Los recuerdos de una noche afortunada.
Por Rocio Novoa
Fotos gentileza de DG Medios
Las grullas que adornaban el escenario del Movistar Arena, según las creencias orientales, eran de por sí un augurio de buena suerte. Pero cuando las luces se apagaron y Norah Jones, la hija de Ravi Shankar como nos recuerda siempre Chico Jano, apareció en el escenariod esa suerte se traspasó a todos los que llegamos a su encuentro.
Con un lindo vestido azul, Norah se sentó primero al piano donde interpretó un cover del imprescindible maestro del blues, Hank Williams. De ahí en adelante el concierto se desarrolló en un equilibrio entre sus canciones más cercanas al jazz y el blues, pero también otras más encendidas, pertenecientes a “Little Broken Hearts”, el disco que la trajo nuevamente a nuestro país.
La gracia radicó en cómo Jones achicó el lugar hasta convertir el escenario en un imán que solo atraía buena onda y cercanía. Así pasó más de hora y media de un show que sonó muy bien y que el único puntito negro que tuvo fue la cantidad de gente que hasta bien avanzado el show aún tomaba ubicación. Mal por ellos que se perdieron un concierto que no pudo más de cálido, sencillo y agradable.

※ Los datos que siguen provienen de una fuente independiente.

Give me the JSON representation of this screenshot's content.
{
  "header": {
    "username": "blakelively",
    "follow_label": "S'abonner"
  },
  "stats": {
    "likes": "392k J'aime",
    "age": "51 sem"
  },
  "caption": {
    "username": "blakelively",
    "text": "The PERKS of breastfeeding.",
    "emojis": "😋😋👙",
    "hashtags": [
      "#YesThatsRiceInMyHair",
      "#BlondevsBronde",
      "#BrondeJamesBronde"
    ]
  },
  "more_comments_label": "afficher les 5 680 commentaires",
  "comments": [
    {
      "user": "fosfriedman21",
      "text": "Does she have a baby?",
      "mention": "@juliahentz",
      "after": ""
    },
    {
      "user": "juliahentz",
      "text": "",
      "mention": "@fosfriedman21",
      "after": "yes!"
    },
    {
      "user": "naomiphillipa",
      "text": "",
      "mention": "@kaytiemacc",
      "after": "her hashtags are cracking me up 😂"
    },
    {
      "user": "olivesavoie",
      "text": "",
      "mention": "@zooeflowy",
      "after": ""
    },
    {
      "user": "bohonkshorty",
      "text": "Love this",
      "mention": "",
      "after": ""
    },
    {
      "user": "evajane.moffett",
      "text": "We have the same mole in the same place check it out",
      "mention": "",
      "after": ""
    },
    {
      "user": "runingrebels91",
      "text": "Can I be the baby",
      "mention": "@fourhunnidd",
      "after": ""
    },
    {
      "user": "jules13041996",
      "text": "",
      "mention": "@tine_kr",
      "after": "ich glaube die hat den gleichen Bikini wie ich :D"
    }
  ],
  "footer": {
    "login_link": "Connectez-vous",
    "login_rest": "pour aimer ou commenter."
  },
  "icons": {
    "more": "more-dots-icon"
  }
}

Aunque lo mejor vino al final. En el encore, Norah Jones volvió con sus músicos todos reunidos alrededor de un micrófono y casi unplugged para interpretar Sunrise y Come Away With Me, dos auténticos neoclásicos. La batería cambió por sutiles percusiones y el bajo por un acordeón, lo que le dio a las versiones una intimidad que conmovía.
Definitivamente una experiencia mágica que se mantuvo hasta el último segundo.